According to the BBC's programme information: "Nick Hewer and Margaret Mountford (of Apprentice fame) want to discover how much benefit is enough to live on and if work is worth it." The experiment promises to bring both groups together an effort to 'learn' their stories.
Except, there's one huge problem with this premise - it presupposes the idea that anyone unfortunate enough to be unemployed pays no taxes. This is not true. This divide is deliberately reinforced within the first minute. During Nick's voiceover, when he mentions 'taxpayers' it cuts to a clip of a woman working. Whereas the benefit claimant leisurely smokes from the comfort of her messy back garden (a caricature that sells very well).
In Margaret's first voiceover , she states: "As the countries spending on benefits reaches record levels. Public opinion has never been more divided over Britain's 2.5m unemployed." This implies Jobseeker's Allowance is solely responsible but it only makes up 3% of the welfare bill. We spend 15 times more on pensions (£4.9bn vs £74.2bn).
She also claimed: "Last year, British taxpayers spent around £40bn in benefits to the unemployed. That's more than the entire defence budget."
Yet, the government spends more each year servicing its debt (£48.2bn). Housing Benefit (£16.94bn) is paid direct to landlords, so we can discount that figure from her claim. Only under Universal Credit would people be paid directly. In a UC pilot, they found rent arrears increased as a result. They lazily conflated in-work and out-of-work benefits.
Every decision the benefit claimants made was unfairly scrutinised - the consequence was either suspicion or contempt. One ridiculous example included a woman questioning why the mother on benefits would feed her children two hot meals a day. Yes, two hot meals. Suddenly, we had rolled back to the Victorian era.

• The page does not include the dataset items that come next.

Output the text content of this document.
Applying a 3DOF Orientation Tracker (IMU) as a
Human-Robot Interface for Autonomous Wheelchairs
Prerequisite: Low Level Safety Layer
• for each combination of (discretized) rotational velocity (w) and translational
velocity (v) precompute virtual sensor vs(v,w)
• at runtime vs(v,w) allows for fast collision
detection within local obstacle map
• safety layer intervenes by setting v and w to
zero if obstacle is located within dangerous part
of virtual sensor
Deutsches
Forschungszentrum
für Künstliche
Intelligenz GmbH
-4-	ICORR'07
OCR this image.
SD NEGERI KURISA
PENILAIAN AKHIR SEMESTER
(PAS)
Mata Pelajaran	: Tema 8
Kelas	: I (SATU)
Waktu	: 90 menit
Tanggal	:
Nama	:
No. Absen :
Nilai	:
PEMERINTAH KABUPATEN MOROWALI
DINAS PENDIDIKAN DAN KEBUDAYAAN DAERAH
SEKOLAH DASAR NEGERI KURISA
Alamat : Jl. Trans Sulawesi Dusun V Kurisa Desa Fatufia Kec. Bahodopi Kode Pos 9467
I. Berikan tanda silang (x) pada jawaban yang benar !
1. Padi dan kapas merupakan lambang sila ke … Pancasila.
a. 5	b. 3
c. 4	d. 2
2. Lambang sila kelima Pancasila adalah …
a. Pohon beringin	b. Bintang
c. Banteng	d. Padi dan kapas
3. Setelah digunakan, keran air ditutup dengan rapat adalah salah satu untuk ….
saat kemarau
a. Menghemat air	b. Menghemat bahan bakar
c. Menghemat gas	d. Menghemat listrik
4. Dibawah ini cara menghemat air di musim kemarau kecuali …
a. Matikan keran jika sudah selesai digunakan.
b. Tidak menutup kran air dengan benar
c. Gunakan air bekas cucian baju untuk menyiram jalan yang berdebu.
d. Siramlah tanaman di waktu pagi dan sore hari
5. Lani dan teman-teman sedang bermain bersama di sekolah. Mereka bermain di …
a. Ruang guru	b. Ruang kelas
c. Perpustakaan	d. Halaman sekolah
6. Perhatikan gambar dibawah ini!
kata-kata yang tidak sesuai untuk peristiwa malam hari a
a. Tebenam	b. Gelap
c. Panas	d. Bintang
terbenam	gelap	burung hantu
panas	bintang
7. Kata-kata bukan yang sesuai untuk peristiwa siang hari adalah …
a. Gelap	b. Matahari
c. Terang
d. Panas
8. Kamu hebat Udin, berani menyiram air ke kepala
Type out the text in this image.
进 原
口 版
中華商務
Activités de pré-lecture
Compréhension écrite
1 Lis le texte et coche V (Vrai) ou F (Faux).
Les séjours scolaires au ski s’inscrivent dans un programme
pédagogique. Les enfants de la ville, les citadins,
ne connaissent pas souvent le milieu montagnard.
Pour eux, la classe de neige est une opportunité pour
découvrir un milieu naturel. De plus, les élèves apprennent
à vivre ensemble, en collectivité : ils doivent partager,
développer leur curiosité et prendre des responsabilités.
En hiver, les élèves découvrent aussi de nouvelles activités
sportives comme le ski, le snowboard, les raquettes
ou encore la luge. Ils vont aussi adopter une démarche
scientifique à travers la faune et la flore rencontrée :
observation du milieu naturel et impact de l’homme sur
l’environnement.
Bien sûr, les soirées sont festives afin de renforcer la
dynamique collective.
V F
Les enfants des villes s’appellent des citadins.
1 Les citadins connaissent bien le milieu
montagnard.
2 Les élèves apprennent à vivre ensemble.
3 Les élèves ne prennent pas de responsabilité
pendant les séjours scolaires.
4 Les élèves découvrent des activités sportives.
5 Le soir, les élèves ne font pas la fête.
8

Another claimant was told volunteering was "not real work" despite devoting the entirety of his week helping others. Instead, the taxpayer decided he needed to get out to the shops and hand out CVs.
I remember that feeling, that sense of imaginary finger pointing and judgement felt all too familiar. For over a year I suffered the jobcentre. They measured my self-esteem and told me it was only worth £56.45 a week. My hopes and aspirations were reduced to my National Insurance number on a piece of green paper. Before I would sign on, I would not enter inside until I saw the streets were empty, for the shame was too much. I dreaded bumping into anyone who would recognise me.
My overdraft, not the welfare state became my safety net. I would regularly fall into it as my meagre allowance did not reflect the harsh reality of rising living costs. I still struggled, despite living at home with my parents to minimise costs.
The show was overwhelmingly negative and people were publicly shamed for daring to receive food parcels. Stories of struggle became displays of ridicule. In the end, Nick suggests cutting benefits to 'incentivise' work despite seeing such struggles. If this was meant to be an experiment, it was a very cruel one.